Tuesday, 18 October 2011

Fox's response

This is Liam Fox's response to the report. Is it just me or can Fox not even bring himself to say Werritty's name in that second paragraph. Referring instead to "anyone other than Minsters and Officials".

“I am pleased that the report makes clear that the two most serious allegations, namely of any financial gain sought, expected or received by myself and any breach of national security, have no basis. As I said in the House of Commons last week, I accept that it was a mistake to allow the distinctions between government and private roles to become blurred, and I must take my share of the responsibility for this.

“More care should have been taken to avoid the impression that anyone other than Minsters and Officials were speaking on behalf of the Government, as this was not the case. Although there were no actual conflicts of interest I acknowledge that in order to avoid any possible perception of this, all private interests should have been fully declared to the Permanent Secretary.

“I welcome the recommendations in this report which will provide greater clarity for Ministers, officials and private individuals in the future.”

GoD's plan to avoid another Fox affair

At the end of what is a pretty tame report from Cabinet Secretary Gus O'Donnell on Liam Fox's behaviour, thease were his recommendations...

a. Where discussions take place with external organisations which raise substantive issues relating to departmental decisions or contracts and where an official is not present Ministers should inform their department.

b. On Ministerial visits, whether in the UK or abroad, departments should make sure there is no confusion about who is and is not a member of the Ministerial party.

c. Officials should accompany Ministers to all official visits and meetings overseas at which it is expected that official matters may be raised, and should seek guidance from the FCO if there is any uncertainty about the status of such meetings or the attendance of non-officials at them.

d. Permanent Secretaries should discuss with Ministers at the time of their appointment and regularly thereafter whether any acquaintances or advisers have contractual relationships with the department or are involved in policy development. The Minister and the Permanent Secretary should take action as necessary to ensure there can be no actual or perceived conflict of interest in line with the principles of the Ministerial Code.

e.
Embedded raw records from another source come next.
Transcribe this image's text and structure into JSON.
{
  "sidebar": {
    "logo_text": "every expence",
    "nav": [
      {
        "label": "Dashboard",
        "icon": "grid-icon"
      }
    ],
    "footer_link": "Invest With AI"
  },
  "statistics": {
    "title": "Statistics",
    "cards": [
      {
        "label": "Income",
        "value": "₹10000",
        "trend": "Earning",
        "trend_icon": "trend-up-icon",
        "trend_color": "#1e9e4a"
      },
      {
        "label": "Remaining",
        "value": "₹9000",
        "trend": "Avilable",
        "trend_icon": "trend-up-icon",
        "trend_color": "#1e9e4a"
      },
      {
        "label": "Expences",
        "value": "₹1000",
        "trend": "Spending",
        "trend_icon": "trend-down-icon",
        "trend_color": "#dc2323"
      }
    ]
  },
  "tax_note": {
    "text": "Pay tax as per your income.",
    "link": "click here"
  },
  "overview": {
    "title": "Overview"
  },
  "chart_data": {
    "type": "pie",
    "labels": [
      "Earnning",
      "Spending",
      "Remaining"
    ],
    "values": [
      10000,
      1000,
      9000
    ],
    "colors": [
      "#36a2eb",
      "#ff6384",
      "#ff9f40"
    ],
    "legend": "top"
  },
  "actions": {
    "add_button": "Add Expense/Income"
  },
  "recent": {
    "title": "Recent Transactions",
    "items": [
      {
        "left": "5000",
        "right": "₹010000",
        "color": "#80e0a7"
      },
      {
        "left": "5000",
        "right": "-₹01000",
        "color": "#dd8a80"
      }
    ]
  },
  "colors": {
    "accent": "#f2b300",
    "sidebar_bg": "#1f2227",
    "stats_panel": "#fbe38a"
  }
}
Permanent Secretaries should take responsibility for ensuring departmental procedures are followed, and for raising any concerns with Ministers, advising the Cabinet Secretary and ultimately the Prime Minister where such concerns are not resolved.

More civil servants at MoJ

The budget at the Ministry of Justice is being slashed back at the moment, with legal aid and prison spaces as two of the more high profile victims.

So it is interesting to see that the amount of money the MoJ is spending on hiring civil servants to deal with procurement is going up.

In 2009/10 the MoJ spent £7.7m, in 2010/11 they spent £8.8m, and in 2011/12 they are estimating that they’ll spend some £10.6m – a £3m odd increase over three years.

The figures, which will go down well with Ken Clarke’s insatiable critics, came from a written question here.

Monday, 17 October 2011

Pensions motion

After the hoo-ha over MPs’ expenses politicians made a big deal of the fact that the issue of remuneration had been pushed out to an independent body.

So it wasn’t without a touch of irony when the Government, out of political expediency, asked Parliament to reject a pay-rise proposed by that independent body earlier this year.

Having got a taste for meddling, the Government has tabled a rather contradictory motion on MPs’ pensions today.

It starts saying that the Commons, “reasserts its view that the salaries, pensions and expenses scheme for hon. Members ought to be determined independently of this House”.

The motion notes that the Independent Public Service Pensions Commission has recommended a rise and then, without shame, says that the Commons should, “[invite] IPSA to increase contribution rates for hon. Members from 1 April 2012 in line with changes in pension contribution rates for other public service schemes”.

Should it? If these things are to be done independently surely Commons shouldn’t be taking any view at all, something which the amendment proposed by MPs Christopher Chope and Bill Esterson among others appears to grasp.